Admittedly, some of the stuff about delta moment-independent sensitivity analysis and different distance metrics is a bit more complicated. But the distance metric stuff is specific to this particular problem—not the methodology in general—and the sensitivity analysis can largely be treated as a black box. As long as you understand what the properties of the resulting number are (e.g. ranges from 0-1, 0 means independence), the internal workings aren’t crucial.
Given the responses here, I think I will go ahead and try that approach. Though I guess even better would be getting GiveWell’s uncertainty on all the inputs (rather than just the inputs highlighted in the “User weights” and “Moral inputs” tab).
Sorry for adding even more text to what’s already a lot of text :). Hope that helps.
Did you ever get round to running the analysis with your best guess inputs?

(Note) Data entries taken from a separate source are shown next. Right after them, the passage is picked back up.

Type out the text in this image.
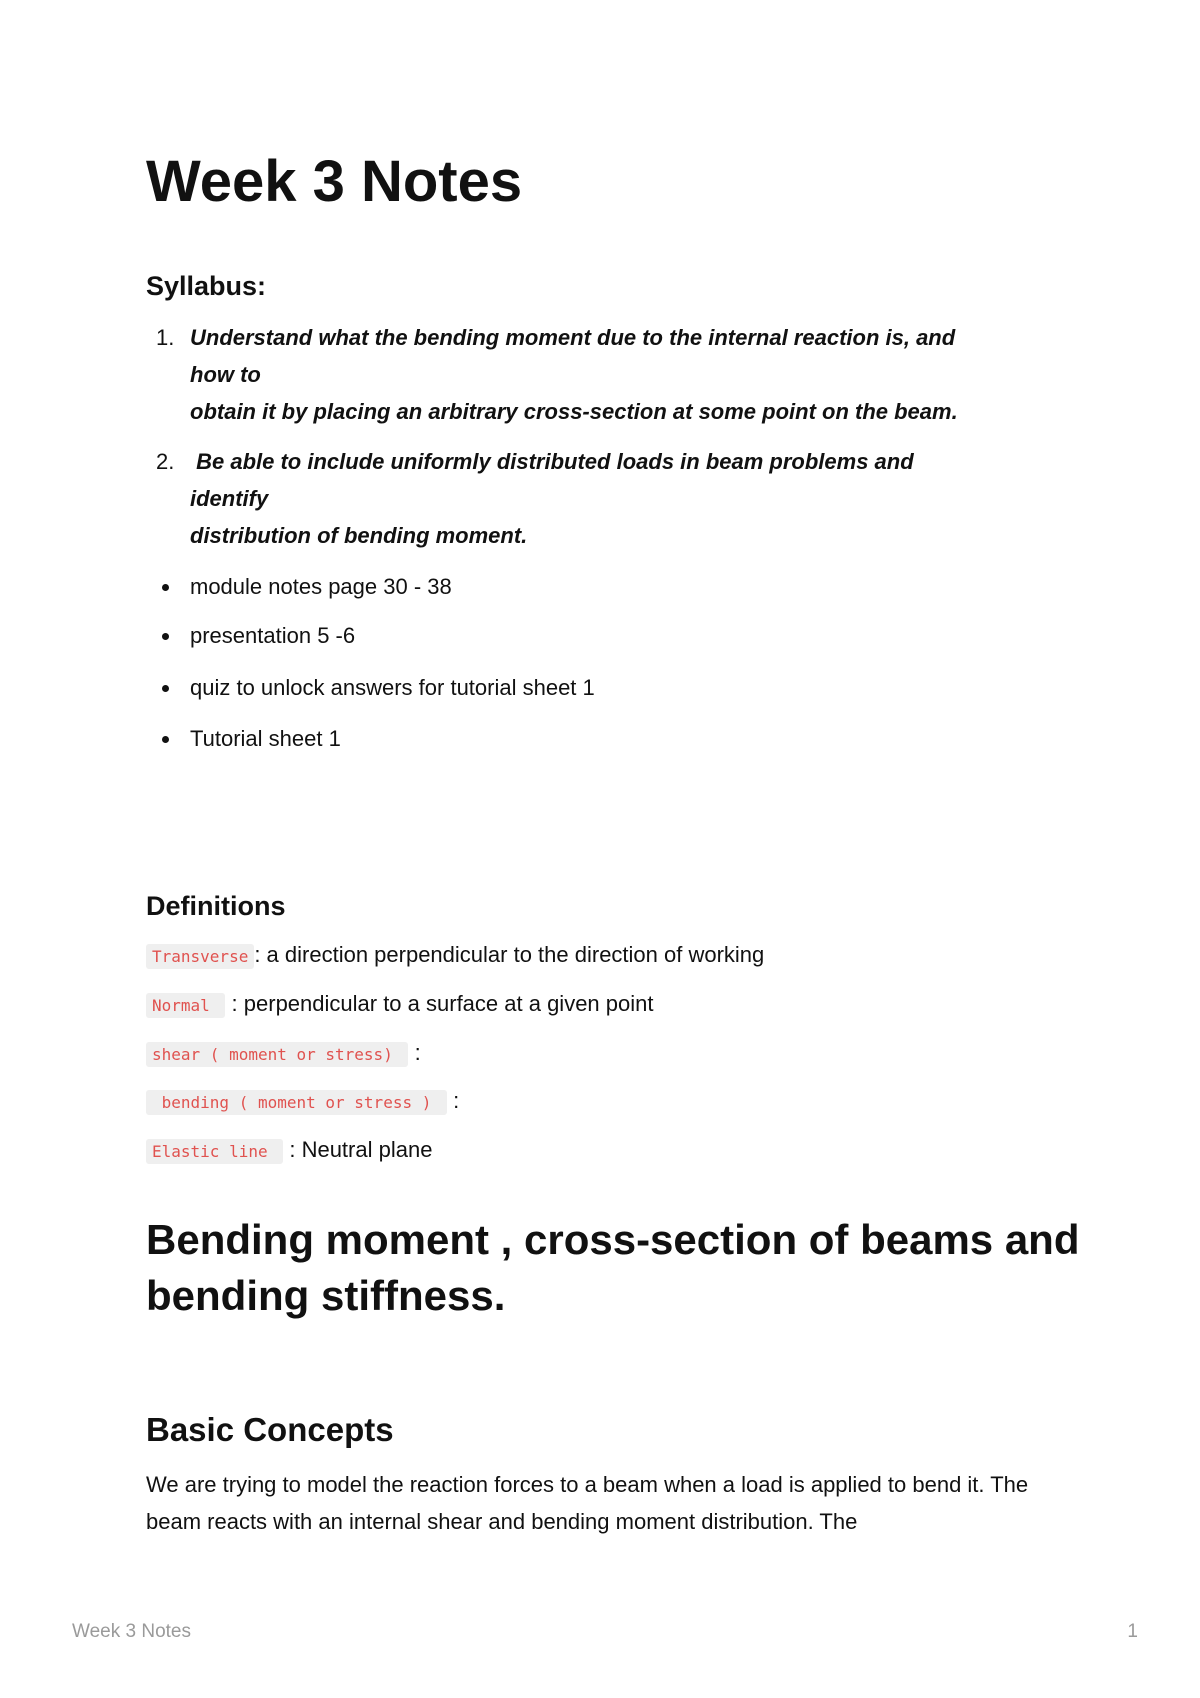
Week 3 Notes
Syllabus:
1. Understand what the bending moment due to the internal reaction is, and
how to
obtain it by placing an arbitrary cross-section at some point on the beam.
2. Be able to include uniformly distributed loads in beam problems and
identify
distribution of bending moment.
module notes page 30 - 38
presentation 5 -6
quiz to unlock answers for tutorial sheet 1
Tutorial sheet 1
Definitions
Transverse : a direction perpendicular to the direction of working
Normal  : perpendicular to a surface at a given point
shear ( moment or stress)  :
bending ( moment or stress )  :
Elastic line  : Neutral plane
Bending moment , cross-section of beams and bending stiffness.
Basic Concepts

We are trying to model the reaction forces to a beam when a load is applied to bend it. The beam reacts with an internal shear and bending moment distribution. The

Week 3 Notes	1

If that revealed substantial decision uncertainty (and especially if you were very uncertain about your inputs), I’d also like to see it run with GiveWell’s inputs. They could be aggregated distributions from multiple staff members, elicited using standard methods, or in some cases perhaps ‘official’ GiveWell consensus distributions. I’m kind of surprised this doesn’t seem to have been done already, given obvious issues with using point estimates in non-linear models. Or do you have reason to believe the ranking and cost-effectiveness ratios would not be sensitive to methodological changes like this?